Ben doesn’t have a girlfriend named Abby. He is a player who connects with many women. But a quick check of his phone confirms that he did indeed have sex with an aspiring singer named Abby (Leo Tipton) a few times and then forgot about her. Somehow, he ends up being persuaded to travel to Abby’s hometown, attend her funeral, and be with her grieving family, which also includes her younger sisters Paris (Isabella Amara) and Kansas City (Dove Cameron), her little brother El Stupido (Elli Abrams Beckel) and her mother Sharon (J. Smith-Cameron). Ty then tells Ben that Abby was murdered, probably by a Mexican drug dealer named Sancholo (Zach Villa), and asks if he wants to help the family search, well, you know.
Ben is a narcissist who seems to see every relationship and every experience as a way to elevate his status as a writer and quasi-celebrity, so it seems at first sight unbelievable that he would travel to Texas to attend the funeral of a woman he did. don’t really know. But the notion begins to seem more plausible when he starts talking to the family and putting them into his prefab East Coast media-industrial-complex notions of “red state” and “blue state” people and spins his theories of temporal dislocation. Modern technology, he says, allows any person to exist in every moment except the present, if they choose. The desire for revenge, we are told, is purely a backward urge.

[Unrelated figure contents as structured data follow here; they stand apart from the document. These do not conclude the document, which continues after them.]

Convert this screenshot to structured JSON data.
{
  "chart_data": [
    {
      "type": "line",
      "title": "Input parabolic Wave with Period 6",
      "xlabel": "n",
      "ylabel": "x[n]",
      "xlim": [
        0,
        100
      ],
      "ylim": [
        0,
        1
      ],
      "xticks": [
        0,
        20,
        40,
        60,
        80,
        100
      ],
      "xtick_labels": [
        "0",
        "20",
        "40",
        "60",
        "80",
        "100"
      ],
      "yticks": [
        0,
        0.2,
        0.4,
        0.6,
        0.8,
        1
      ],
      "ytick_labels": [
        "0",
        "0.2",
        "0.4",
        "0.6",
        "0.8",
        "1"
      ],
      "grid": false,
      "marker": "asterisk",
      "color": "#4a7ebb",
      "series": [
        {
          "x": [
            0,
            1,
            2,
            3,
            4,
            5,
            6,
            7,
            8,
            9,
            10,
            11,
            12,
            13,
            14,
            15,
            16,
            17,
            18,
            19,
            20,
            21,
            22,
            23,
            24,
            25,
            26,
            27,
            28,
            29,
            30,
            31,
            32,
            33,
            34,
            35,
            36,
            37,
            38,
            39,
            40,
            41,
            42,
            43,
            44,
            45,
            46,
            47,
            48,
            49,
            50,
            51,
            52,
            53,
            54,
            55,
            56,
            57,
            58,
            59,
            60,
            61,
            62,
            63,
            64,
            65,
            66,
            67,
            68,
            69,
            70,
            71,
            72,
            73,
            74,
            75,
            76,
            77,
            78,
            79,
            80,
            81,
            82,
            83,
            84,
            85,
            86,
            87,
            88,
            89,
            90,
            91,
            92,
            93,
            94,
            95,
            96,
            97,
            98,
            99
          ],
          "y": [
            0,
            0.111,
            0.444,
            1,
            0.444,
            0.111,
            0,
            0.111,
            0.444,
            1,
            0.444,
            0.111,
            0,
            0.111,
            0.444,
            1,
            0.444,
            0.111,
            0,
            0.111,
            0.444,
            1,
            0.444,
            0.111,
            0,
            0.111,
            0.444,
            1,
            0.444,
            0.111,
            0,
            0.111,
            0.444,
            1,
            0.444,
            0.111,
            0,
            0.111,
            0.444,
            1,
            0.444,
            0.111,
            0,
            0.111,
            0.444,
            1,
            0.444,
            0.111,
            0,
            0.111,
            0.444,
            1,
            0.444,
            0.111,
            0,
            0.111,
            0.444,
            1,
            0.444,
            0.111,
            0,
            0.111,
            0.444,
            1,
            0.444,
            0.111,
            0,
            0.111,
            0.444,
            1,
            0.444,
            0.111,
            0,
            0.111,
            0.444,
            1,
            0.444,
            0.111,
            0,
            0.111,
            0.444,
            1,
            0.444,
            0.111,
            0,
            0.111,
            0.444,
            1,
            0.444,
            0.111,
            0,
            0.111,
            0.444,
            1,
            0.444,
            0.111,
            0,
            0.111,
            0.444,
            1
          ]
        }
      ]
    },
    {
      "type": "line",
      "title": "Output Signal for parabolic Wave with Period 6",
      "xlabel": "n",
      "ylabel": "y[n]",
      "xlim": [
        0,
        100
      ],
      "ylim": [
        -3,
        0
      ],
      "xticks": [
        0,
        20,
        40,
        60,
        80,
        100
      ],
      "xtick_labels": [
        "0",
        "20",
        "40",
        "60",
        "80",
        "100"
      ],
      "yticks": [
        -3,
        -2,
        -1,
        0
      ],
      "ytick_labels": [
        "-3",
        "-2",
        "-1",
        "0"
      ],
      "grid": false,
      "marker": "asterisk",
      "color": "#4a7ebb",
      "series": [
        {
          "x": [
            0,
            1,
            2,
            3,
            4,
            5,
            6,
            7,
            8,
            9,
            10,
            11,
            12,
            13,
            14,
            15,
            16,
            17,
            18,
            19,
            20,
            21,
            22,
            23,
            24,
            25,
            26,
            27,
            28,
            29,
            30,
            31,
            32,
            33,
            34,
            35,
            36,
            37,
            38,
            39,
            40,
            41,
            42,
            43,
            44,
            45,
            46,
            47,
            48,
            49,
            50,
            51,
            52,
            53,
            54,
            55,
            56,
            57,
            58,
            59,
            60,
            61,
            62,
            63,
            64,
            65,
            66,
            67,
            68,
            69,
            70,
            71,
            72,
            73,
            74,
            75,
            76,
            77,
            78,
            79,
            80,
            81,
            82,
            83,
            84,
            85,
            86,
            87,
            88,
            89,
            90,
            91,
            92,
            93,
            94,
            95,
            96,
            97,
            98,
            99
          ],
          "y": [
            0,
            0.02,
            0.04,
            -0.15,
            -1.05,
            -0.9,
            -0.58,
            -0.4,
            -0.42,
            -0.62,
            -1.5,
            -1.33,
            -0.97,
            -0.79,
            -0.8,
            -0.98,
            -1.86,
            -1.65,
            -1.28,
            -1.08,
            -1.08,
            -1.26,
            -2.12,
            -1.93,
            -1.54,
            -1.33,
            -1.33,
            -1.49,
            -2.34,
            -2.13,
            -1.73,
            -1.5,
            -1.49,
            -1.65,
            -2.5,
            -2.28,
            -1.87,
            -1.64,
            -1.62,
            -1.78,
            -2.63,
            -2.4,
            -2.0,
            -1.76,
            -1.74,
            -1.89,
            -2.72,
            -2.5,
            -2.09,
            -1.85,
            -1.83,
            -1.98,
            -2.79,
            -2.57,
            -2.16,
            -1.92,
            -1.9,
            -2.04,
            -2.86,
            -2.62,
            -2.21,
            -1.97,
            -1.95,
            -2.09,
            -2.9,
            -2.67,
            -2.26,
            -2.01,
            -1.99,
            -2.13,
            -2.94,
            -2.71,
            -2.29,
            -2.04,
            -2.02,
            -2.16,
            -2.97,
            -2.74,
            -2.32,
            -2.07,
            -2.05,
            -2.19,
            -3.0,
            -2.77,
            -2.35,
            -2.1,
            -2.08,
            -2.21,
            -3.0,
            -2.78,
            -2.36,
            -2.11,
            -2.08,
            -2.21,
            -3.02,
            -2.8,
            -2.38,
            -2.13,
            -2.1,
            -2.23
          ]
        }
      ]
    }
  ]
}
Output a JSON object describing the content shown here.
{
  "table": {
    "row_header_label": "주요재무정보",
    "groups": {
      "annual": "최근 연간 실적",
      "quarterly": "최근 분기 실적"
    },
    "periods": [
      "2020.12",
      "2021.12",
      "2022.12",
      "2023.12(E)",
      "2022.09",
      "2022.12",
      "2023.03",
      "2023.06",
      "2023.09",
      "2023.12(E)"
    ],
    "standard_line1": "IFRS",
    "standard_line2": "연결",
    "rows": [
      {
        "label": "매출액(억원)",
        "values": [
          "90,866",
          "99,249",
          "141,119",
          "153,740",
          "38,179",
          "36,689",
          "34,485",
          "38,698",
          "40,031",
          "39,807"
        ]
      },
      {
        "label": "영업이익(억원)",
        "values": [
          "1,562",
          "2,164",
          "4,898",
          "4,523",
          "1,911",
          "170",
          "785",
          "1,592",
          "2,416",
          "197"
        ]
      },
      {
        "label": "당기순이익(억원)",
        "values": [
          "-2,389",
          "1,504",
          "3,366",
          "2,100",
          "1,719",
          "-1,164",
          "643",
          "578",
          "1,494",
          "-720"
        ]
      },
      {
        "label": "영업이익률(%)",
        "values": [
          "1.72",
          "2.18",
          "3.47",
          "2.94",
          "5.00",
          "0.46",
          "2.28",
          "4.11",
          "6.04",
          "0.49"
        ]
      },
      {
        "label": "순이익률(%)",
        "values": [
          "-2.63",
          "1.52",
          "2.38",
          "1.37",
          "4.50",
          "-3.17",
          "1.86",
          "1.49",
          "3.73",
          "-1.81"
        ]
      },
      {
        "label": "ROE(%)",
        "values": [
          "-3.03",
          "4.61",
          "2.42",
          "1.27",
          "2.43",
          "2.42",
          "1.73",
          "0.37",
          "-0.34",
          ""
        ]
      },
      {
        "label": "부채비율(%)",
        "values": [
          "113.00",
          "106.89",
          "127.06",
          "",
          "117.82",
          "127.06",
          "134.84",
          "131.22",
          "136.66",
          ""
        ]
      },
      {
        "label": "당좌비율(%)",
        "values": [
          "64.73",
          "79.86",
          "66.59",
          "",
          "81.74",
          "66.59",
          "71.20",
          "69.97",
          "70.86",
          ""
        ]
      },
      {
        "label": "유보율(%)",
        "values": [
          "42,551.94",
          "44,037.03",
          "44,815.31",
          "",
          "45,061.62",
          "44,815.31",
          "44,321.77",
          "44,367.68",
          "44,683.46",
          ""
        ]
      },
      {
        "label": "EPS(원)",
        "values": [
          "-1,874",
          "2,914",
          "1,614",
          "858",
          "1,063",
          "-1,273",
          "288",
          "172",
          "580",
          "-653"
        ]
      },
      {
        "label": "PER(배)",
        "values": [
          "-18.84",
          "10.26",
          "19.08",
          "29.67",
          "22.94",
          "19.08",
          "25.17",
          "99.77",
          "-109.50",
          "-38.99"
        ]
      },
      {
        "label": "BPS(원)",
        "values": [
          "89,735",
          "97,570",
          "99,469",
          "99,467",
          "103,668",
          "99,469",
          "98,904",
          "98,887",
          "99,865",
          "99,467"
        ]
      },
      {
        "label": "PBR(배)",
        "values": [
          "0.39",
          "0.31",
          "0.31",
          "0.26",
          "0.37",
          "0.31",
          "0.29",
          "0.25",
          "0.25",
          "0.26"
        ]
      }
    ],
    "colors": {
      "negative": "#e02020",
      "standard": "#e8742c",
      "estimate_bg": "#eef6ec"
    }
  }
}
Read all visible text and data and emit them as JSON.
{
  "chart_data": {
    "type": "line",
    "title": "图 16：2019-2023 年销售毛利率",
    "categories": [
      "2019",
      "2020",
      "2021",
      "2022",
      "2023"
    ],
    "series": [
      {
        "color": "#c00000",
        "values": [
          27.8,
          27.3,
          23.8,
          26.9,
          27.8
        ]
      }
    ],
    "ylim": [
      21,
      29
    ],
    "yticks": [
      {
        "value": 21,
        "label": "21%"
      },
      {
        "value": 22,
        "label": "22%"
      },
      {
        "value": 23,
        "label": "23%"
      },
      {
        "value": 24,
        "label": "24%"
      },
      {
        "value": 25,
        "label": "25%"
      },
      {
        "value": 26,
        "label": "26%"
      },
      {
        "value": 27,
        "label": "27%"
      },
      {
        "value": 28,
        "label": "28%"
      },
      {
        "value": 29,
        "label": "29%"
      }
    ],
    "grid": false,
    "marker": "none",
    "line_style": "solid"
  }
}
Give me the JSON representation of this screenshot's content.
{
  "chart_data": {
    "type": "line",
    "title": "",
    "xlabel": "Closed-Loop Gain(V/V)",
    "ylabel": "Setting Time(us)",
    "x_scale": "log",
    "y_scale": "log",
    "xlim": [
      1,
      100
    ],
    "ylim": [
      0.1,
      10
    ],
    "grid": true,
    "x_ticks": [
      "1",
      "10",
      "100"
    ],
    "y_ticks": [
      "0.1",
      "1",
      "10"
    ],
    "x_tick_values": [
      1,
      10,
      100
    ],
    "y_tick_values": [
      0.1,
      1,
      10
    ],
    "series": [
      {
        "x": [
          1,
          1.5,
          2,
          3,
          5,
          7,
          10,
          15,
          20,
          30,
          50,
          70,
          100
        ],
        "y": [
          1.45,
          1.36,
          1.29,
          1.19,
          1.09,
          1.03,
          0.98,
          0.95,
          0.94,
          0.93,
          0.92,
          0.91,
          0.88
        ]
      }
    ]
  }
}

intrigued by the possibility of writing the equivalent of a great American novel in the form of a podcast (he even name-checks Truman Capote In cold blood) Ben decides to stay to gather material for an audio series that will be created under the supervision of his friend Eloise, a New York-based podcast editor for a National Public Radio-like organization. (Like Eloise, Issa Rae works wonders with a thinly written role.)
If Ben’s creative vision sounds like the kind of navel-gazing chatter you’d hear on a true crime podcast, where the murder of an actual person becomes a springboard for brunchy ruminations on law and truth and the nature of yadda yadda of a group of Ivy League college graduates based in Brooklyn, well, Ben is aware that he’s sliding toward that cliché—as is Eloise, who makes an early joke about Ben being the only white man in America without a podcast. And yet, true to media form, they embrace the templates, tropes and clichés anyway.